Back to our problem, we have that $$\forall b \in (0, 1)\colon n^{b-1} \leq n^b(x_n-1) \leq 1 \implies \limsup_{n \to \infty}n^b(x_n-1) \in [0, 1] \implies \limsup_{n \to \infty} \frac{x_n-1}{\frac{1}{n^b}} = \limsup\frac{(x_n-1)^\alpha}{n^{b\alpha}} \in [0, +\infty)$$ So $\sum_{k=2}^n(x_n-1)^\alpha \text{converges if }\sum_{k=2}^n\frac{1}{n^{b\alpha}}$, the latter converges if $b\alpha > 1 \iff b > \frac{1}{\alpha}$. So for a given(fixed) $\alpha > 1$, we can always choose $b > \frac{1}{\alpha}$. So the series of $(x_n-1)^\alpha$ converges if $\alpha>1$ and diverges otherwise.

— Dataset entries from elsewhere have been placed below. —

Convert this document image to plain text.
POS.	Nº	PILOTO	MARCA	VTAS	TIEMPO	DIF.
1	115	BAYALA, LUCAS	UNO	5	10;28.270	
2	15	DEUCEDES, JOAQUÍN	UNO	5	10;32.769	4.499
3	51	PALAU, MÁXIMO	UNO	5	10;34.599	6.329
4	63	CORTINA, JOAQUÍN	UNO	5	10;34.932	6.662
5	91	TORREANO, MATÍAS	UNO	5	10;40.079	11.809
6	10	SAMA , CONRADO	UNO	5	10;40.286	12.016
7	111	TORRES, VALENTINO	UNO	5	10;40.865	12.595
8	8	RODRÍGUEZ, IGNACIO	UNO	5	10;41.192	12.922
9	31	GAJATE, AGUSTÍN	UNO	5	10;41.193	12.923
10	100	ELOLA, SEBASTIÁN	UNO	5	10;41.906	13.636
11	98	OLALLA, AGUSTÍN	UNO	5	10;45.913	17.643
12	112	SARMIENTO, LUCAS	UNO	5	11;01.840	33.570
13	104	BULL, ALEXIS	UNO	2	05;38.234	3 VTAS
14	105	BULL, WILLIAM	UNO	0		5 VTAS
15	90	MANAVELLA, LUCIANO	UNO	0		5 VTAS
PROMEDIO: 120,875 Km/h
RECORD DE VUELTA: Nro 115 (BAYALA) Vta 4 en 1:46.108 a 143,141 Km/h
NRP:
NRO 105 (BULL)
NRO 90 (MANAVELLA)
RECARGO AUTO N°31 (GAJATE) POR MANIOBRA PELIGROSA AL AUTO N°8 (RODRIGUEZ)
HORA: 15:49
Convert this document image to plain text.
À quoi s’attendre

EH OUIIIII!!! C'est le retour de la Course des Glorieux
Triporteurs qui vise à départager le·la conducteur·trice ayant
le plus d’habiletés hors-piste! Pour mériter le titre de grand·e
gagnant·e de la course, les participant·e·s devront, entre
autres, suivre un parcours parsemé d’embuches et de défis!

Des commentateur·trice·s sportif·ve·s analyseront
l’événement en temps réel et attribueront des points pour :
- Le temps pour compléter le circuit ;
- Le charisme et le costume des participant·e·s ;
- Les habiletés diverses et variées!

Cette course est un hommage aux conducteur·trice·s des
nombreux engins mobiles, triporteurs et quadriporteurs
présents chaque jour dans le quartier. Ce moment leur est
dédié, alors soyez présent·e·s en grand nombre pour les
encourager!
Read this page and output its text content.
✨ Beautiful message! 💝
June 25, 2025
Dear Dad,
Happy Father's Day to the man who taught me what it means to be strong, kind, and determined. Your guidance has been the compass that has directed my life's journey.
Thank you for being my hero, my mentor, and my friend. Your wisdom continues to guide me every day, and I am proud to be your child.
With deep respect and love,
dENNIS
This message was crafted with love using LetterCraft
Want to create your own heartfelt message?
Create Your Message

This problem was from some sort of contest and I wonder how would it be appropriate to approach a problem like this. The inequalities for $x_n$ make the problem seem easier, but it took me 2-3hours to find them, which is not feasible to do under the time of the contest, keeping in mind you have 4 problems of the same-ish difficulty. While the limit of $x_n$ could be calculated more easily(firstly $x_n$ is obviously decreasing and is bounded bellow by $1$ so it is convergent by Weierstrass and from the expression $x_n=(nx_n-1)^\frac{1}{n}$ and now we apply Cauchy D'Alambert, the root criterion. So $\lim\frac{(n+1)x_{n+1}-1}{nx_n-1}=1=\lim x_n$ ), the series is atrocious to calculate without first finding the appropriate inequalities. How would one approach problems like this?
P.S.: Let me know if my proof is correct.